As popular discontent against them intensified into riots, Imelda and her dictator husband obtained American assistance and were spirited away, via a US base on Philippine soil, to Guam, an American island territory in the western pacific, and then on to the US Pacific island state of Hawaii. As news of the Marcos’s departure spread, the rioting crowds broke into the Presidential Palace. Although some looting took place by the angriest of the rioters, the majority of the populace were surprisingly respectful of the Palace, many treating the experience as something akin to a museum visit.


It was at this point that Imelda’s collection of approximately 1220 pairs of shoes and other possessions was discovered. Most survived the uprising against the Marcos dictatorship, and were transferred to a handful of museums across the country, including the Marikina City Footwear Museum and National Museum of the Philippines, both in the Manilla area, as well as her ancestral home in Tacloban on the Philippine island of Leyte, which also serves as a museum.


However, in the decades since the uprising, almost half of the shoes have been damaged, with only about 750 remaining in 2012. Floods, leaky museum ceilings, insects and general neglect have caused them to fall apart, with the Phillippine government declaring that the collection is “worthless”.


So why the attachment to shoes and material things? Why did she want them, and how did she afford them?


Firstly, her attachment to material trappings stemmed from the austerity caused by the Second World War and its aftermath: pre-marriage Imelda had very few shoes and in fact was not particularly wealthy – she worked as a singer at a Manilla music store before meeting Ferdinand.

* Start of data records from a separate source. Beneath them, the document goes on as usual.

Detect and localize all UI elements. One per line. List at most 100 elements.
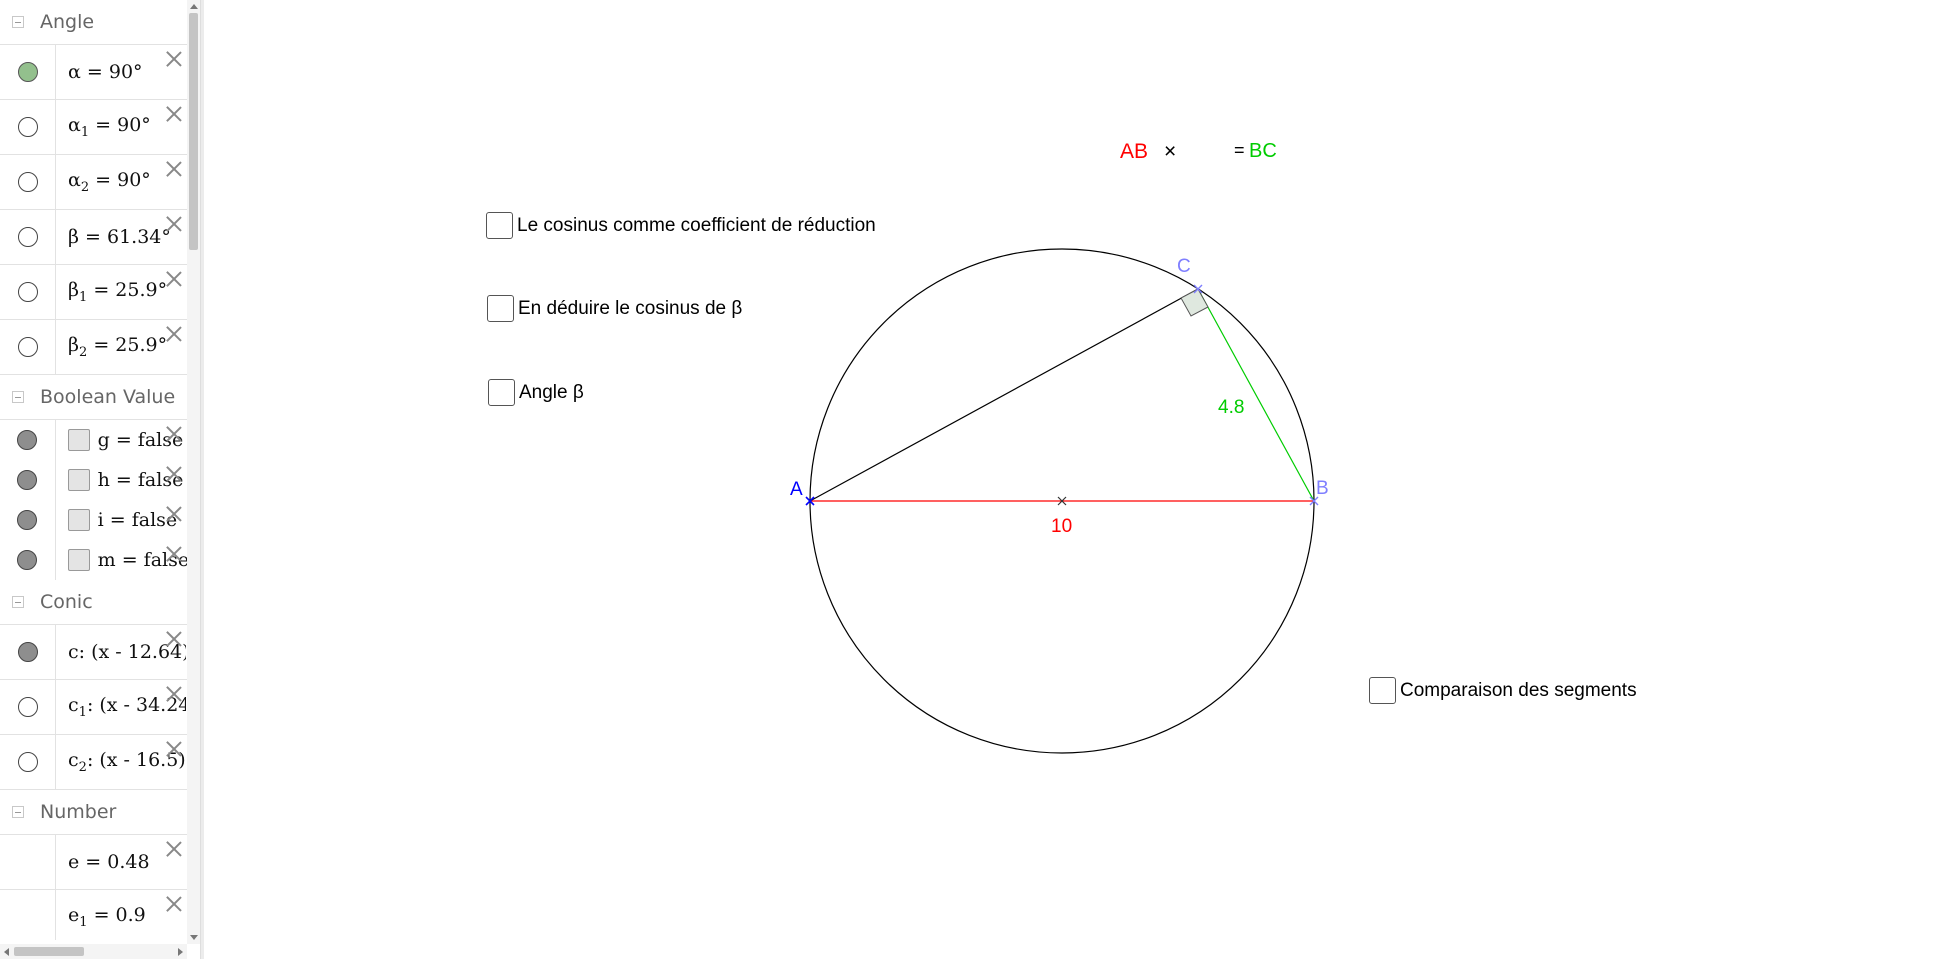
boolean-checkbox[interactable] xyxy=(67,469,90,491)
delete-icon[interactable] xyxy=(166,466,182,482)
label-bc-length: 4.8 xyxy=(1218,397,1244,418)
geometry-canvas: A B C 10 4.8 xyxy=(790,248,1329,754)
label-b: B xyxy=(1316,478,1329,499)
checkbox-box[interactable] xyxy=(1369,677,1396,704)
algebra-row[interactable]: β1 = 25.9° xyxy=(0,265,187,320)
object-name: e xyxy=(68,851,80,873)
boolean-checkbox[interactable] xyxy=(67,509,90,531)
visibility-toggle-icon[interactable] xyxy=(17,752,38,772)
algebra-row[interactable]: h = false xyxy=(0,460,187,500)
visibility-toggle-icon[interactable] xyxy=(17,62,38,82)
label-a: A xyxy=(790,479,803,500)
visibility-toggle-icon[interactable] xyxy=(17,117,38,137)
category-header[interactable]: Conic xyxy=(0,580,187,625)
checkbox-angle-beta[interactable]: Angle β xyxy=(488,379,584,406)
scrollbar-thumb[interactable] xyxy=(189,13,198,250)
collapse-icon[interactable] xyxy=(12,806,24,818)
category-title: Conic xyxy=(40,591,93,613)
object-subscript: 2 xyxy=(78,344,88,360)
visibility-cell xyxy=(0,735,56,789)
category-title: Boolean Value xyxy=(40,386,176,408)
object-name: c xyxy=(68,749,79,772)
delete-icon[interactable] xyxy=(166,106,182,122)
object-name: β xyxy=(68,334,79,357)
checkbox-box[interactable] xyxy=(488,379,515,406)
delete-icon[interactable] xyxy=(166,546,182,562)
vertical-scrollbar[interactable] xyxy=(187,0,200,944)
visibility-toggle-icon[interactable] xyxy=(17,282,38,302)
visibility-cell xyxy=(0,265,56,319)
checkbox-box[interactable] xyxy=(486,212,513,239)
delete-icon[interactable] xyxy=(166,161,182,177)
visibility-toggle-icon[interactable] xyxy=(17,227,38,247)
checkbox-box[interactable] xyxy=(487,295,514,322)
object-value: = 0.9 xyxy=(93,904,146,927)
delete-icon[interactable] xyxy=(166,686,182,702)
scroll-down-icon[interactable] xyxy=(190,935,198,940)
algebra-row[interactable]: m = false xyxy=(0,540,187,580)
algebra-row[interactable]: i = false xyxy=(0,500,187,540)
label-c: C xyxy=(1177,256,1191,277)
point-b xyxy=(1309,496,1319,506)
segment-ac xyxy=(809,288,1199,502)
category-header[interactable]: Number xyxy=(0,790,187,835)
scroll-left-icon[interactable] xyxy=(4,948,9,956)
algebra-row[interactable]: β = 61.34° xyxy=(0,210,187,265)
algebra-row[interactable]: c2: (x - 16.5) xyxy=(0,735,187,790)
checkbox-cosinus-reduction[interactable]: Le cosinus comme coefficient de réductio… xyxy=(486,212,876,239)
algebra-row[interactable]: α2 = 90° xyxy=(0,155,187,210)
category-title: Number xyxy=(40,801,117,823)
visibility-cell xyxy=(0,460,56,500)
checkbox-comparaison-segments[interactable]: Comparaison des segments xyxy=(1369,677,1637,704)
visibility-toggle-icon[interactable] xyxy=(17,172,38,192)
visibility-toggle-icon[interactable] xyxy=(17,430,38,450)
algebra-row[interactable]: α = 90° xyxy=(0,45,187,100)
graphics-view[interactable]: AB × = BC Le cosinus comme coefficient d… xyxy=(204,0,1936,959)
algebra-row[interactable]: β2 = 25.9° xyxy=(0,320,187,375)
scrollbar-thumb[interactable] xyxy=(14,947,84,956)
object-name: e xyxy=(68,904,80,927)
collapse-icon[interactable] xyxy=(12,391,24,403)
algebra-row[interactable]: e1 = 0.9 xyxy=(0,890,187,940)
delete-icon[interactable] xyxy=(166,271,182,287)
horizontal-scrollbar[interactable] xyxy=(0,944,187,959)
delete-icon[interactable] xyxy=(166,506,182,522)
algebra-row[interactable]: e = 0.48 xyxy=(0,835,187,890)
segment-bc xyxy=(1197,288,1315,502)
scroll-up-icon[interactable] xyxy=(190,4,198,9)
category-header[interactable]: Angle xyxy=(0,0,187,45)
object-name: β xyxy=(68,226,79,248)
visibility-toggle-icon[interactable] xyxy=(17,697,38,717)
delete-icon[interactable] xyxy=(166,426,182,442)
algebra-view: Angle α = 90° α1 = 90° α2 = 90° β = 61.34° β1… xyxy=(0,0,204,959)
algebra-row[interactable]: c1: (x - 34.24 xyxy=(0,680,187,735)
delete-icon[interactable] xyxy=(166,896,182,912)
delete-icon[interactable] xyxy=(166,741,182,757)
delete-icon[interactable] xyxy=(166,631,182,647)
delete-icon[interactable] xyxy=(166,326,182,342)
point-a xyxy=(805,496,815,506)
collapse-icon[interactable] xyxy=(12,596,24,608)
object-value: = 61.34° xyxy=(85,226,171,248)
delete-icon[interactable] xyxy=(166,841,182,857)
object-value: = 90° xyxy=(86,61,143,83)
algebra-row[interactable]: c: (x - 12.64) xyxy=(0,625,187,680)
visibility-toggle-icon[interactable] xyxy=(17,470,38,490)
boolean-checkbox[interactable] xyxy=(67,549,90,571)
category-header[interactable]: Boolean Value xyxy=(0,375,187,420)
delete-icon[interactable] xyxy=(166,51,182,67)
visibility-toggle-icon[interactable] xyxy=(17,642,38,662)
visibility-toggle-icon[interactable] xyxy=(17,510,38,530)
checkbox-label: Angle β xyxy=(519,381,584,403)
visibility-toggle-icon[interactable] xyxy=(17,550,38,570)
object-subscript: 1 xyxy=(78,289,88,305)
boolean-checkbox[interactable] xyxy=(67,429,90,451)
delete-icon[interactable] xyxy=(166,216,182,232)
collapse-icon[interactable] xyxy=(12,16,24,28)
scroll-right-icon[interactable] xyxy=(178,948,183,956)
visibility-cell xyxy=(0,155,56,209)
checkbox-deduire-cosinus[interactable]: En déduire le cosinus de β xyxy=(487,295,742,322)
algebra-row[interactable]: α1 = 90° xyxy=(0,100,187,155)
visibility-toggle-icon[interactable] xyxy=(17,337,38,357)
algebra-row[interactable]: g = false xyxy=(0,420,187,460)
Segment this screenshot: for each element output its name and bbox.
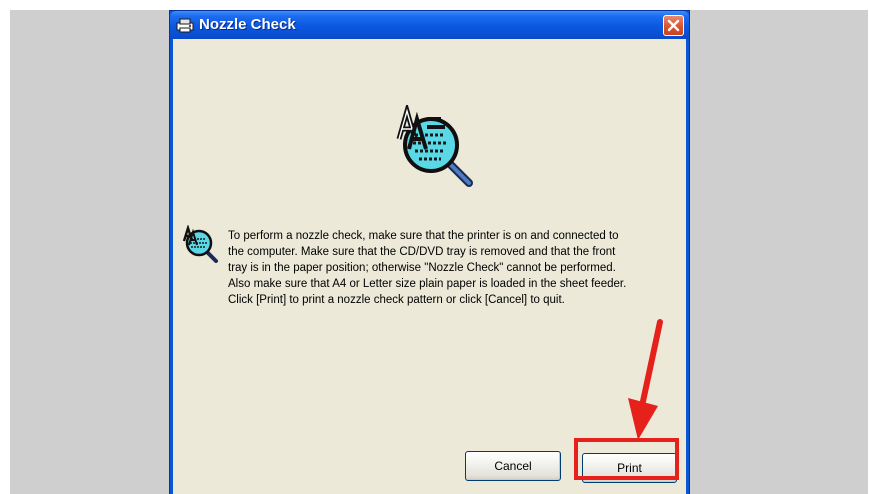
dialog-body: To perform a nozzle check, make sure tha… bbox=[173, 39, 686, 494]
printer-nozzle-icon bbox=[176, 18, 194, 33]
print-button-highlight-box bbox=[574, 438, 679, 480]
cancel-button[interactable]: Cancel bbox=[465, 451, 561, 481]
window-title: Nozzle Check bbox=[199, 16, 296, 33]
nozzle-check-magnifier-icon bbox=[182, 225, 218, 263]
nozzle-check-magnifier-icon bbox=[396, 105, 473, 187]
close-icon bbox=[667, 19, 680, 32]
nozzle-check-dialog: Nozzle Check To perform a nozzle check, … bbox=[169, 10, 690, 494]
title-bar[interactable]: Nozzle Check bbox=[170, 11, 689, 39]
red-annotation-arrow-icon bbox=[628, 319, 663, 440]
close-button[interactable] bbox=[663, 15, 684, 36]
instruction-text: To perform a nozzle check, make sure tha… bbox=[228, 230, 627, 307]
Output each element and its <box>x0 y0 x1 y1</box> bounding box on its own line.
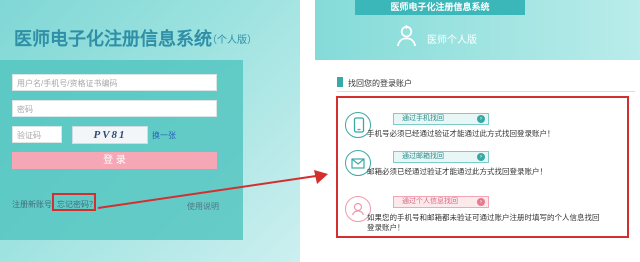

Once Ferdinand became elected president, he changed his role from that of democratic leader to dictator and his rule became known as a “kleptocracy”, which is “rule by thieves”. This is due to the Marcos family’s plundering of the national treasury and to their increasing of the Phillipine national debt from $2 billion to $30. And so this gave Imelda more than enough money to buy many hundreds of pairs of shoes.


Although some were designer, many of Imelda’s shoes were cheaper, more basic styles. Even the pair that she grabbed while fleeing the palace into exile in Hawaii were simple Espadrilles from Nordstrom, which cost only a few US dollars. She did, however, buy shoes in quantity, which is why so many pairs were found in the palace after her departure.


So how did Ferdinand and Imelda get away with their 20-year kleptocracy? The short answer is that, due to Ferdinand’s anti-communist views, he was propped up by the United States during most of his rule. This was US policy during the Cold War: the USA would essentially support anyone who was opposed to communism. Ferdinand was far from the only dictator propped up by Uncle Sam during this period. Additionally, Ferdinand initially had the support of the armed forces as he vastly expanded them. Later, this support slipped and the army’s support of the people was crucial in the success of the People Power Revolution.


Despite her poor treatment of the Philippine nation and people, Imelda remains popular in the country to this day, and is an integral part of its popular culture, even being elected to parliament since her return to the country from exile in Hawaii.